Challenger, preparing for the next phase of her journey, would remain in Simon's Bay at the Cape of Good Hope from October 28 to December 15, 1873.

This Bay is about 40 sq. miles in extent, & entirely surrounded by immense mountains, shutting out the sea view inland altogether. The coast has the same barren uninviting appearance it had off Barbary over 5000 miles further north; & from whatever part of the African continent you look at from the sea, the view is everywhere the same, great mountains & sandy deserts until you get further inland. The Cape of Good Hope lies just to the west of this, and is one of the boldest headlands in the world, but is not, as is generally supposed, the extreme southern point of Africa; Cape Agulhas, 80 miles to the south east extends nearly 40 miles further to the southward.
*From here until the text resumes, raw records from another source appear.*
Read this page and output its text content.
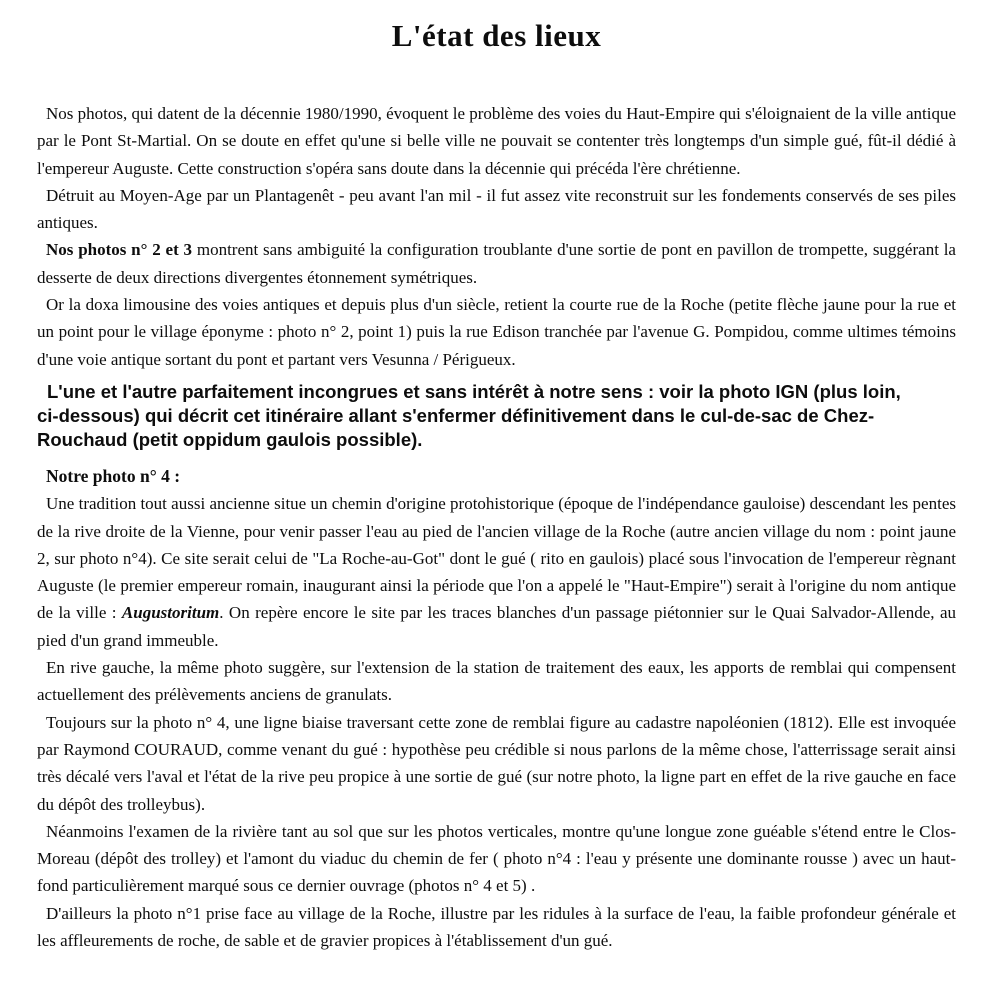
L'état des lieux

Nos photos, qui datent de la décennie 1980/1990, évoquent le problème des voies du Haut-Empire qui s'éloignaient de la ville antique par le Pont St-Martial. On se doute en effet qu'une si belle ville ne pouvait se contenter très longtemps d'un simple gué, fût-il dédié à l'empereur Auguste. Cette construction s'opéra sans doute dans la décennie qui précéda l'ère chrétienne.

Détruit au Moyen-Age par un Plantagenêt - peu avant l'an mil - il fut assez vite reconstruit sur les fondements conservés de ses piles antiques.

Nos photos n° 2 et 3 montrent sans ambiguité la configuration troublante d'une sortie de pont en pavillon de trompette, suggérant la desserte de deux directions divergentes étonnement symétriques.

Or la doxa limousine des voies antiques et depuis plus d'un siècle, retient la courte rue de la Roche (petite flèche jaune pour la rue et un point pour le village éponyme : photo n° 2, point 1) puis la rue Edison tranchée par l'avenue G. Pompidou, comme ultimes témoins d'une voie antique sortant du pont et partant vers Vesunna / Périgueux.

L'une et l'autre parfaitement incongrues et sans intérêt à notre sens : voir la photo IGN (plus loin, ci-dessous) qui décrit cet itinéraire allant s'enfermer définitivement dans le cul-de-sac de Chez-Rouchaud (petit oppidum gaulois possible).

Notre photo n° 4 :

Une tradition tout aussi ancienne situe un chemin d'origine protohistorique (époque de l'indépendance gauloise) descendant les pentes de la rive droite de la Vienne, pour venir passer l'eau au pied de l'ancien village de la Roche (autre ancien village du nom : point jaune 2, sur photo n°4). Ce site serait celui de "La Roche-au-Got" dont le gué ( rito en gaulois) placé sous l'invocation de l'empereur règnant Auguste (le premier empereur romain, inaugurant ainsi la période que l'on a appelé le "Haut-Empire") serait à l'origine du nom antique de la ville : Augustoritum. On repère encore le site par les traces blanches d'un passage piétonnier sur le Quai Salvador-Allende, au pied d'un grand immeuble.

En rive gauche, la même photo suggère, sur l'extension de la station de traitement des eaux, les apports de remblai qui compensent actuellement des prélèvements anciens de granulats.

Toujours sur la photo n° 4, une ligne biaise traversant cette zone de remblai figure au cadastre napoléonien (1812). Elle est invoquée par Raymond COURAUD, comme venant du gué : hypothèse peu crédible si nous parlons de la même chose, l'atterrissage serait ainsi très décalé vers l'aval et l'état de la rive peu propice à une sortie de gué (sur notre photo, la ligne part en effet de la rive gauche en face du dépôt des trolleybus).

Néanmoins l'examen de la rivière tant au sol que sur les photos verticales, montre qu'une longue zone guéable s'étend entre le Clos-Moreau (dépôt des trolley) et l'amont du viaduc du chemin de fer ( photo n°4 : l'eau y présente une dominante rousse ) avec un haut-fond particulièrement marqué sous ce dernier ouvrage (photos n° 4 et 5) .

D'ailleurs la photo n°1 prise face au village de la Roche, illustre par les ridules à la surface de l'eau, la faible profondeur générale et les affleurements de roche, de sable et de gravier propices à l'établissement d'un gué.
The Cape of Good Hope in a 1922 photo.

The preparations for Antarctic travels are extensive. When she next departs, Challenger will be, as Matkin puts it, "almost going out of the world for the next four months." Their long stay begins with a three day quarantine, then much of the ship's company is given leave, while Matkin remains on the now-lonely ship.

"The ship is stripped for refitting, the yards & top masts being on deck, the fore & mainyards are sprung, & the Dock yard Carpenter will have to make new ones. We were 3 days in Quarantine, & directly the Yelllow Flag was hauled down, leave was given to one watch for four days, & the greater part of them are up at Cape Town; the ship is very quiet now, for nearly all the officers & scientifics are also on leave.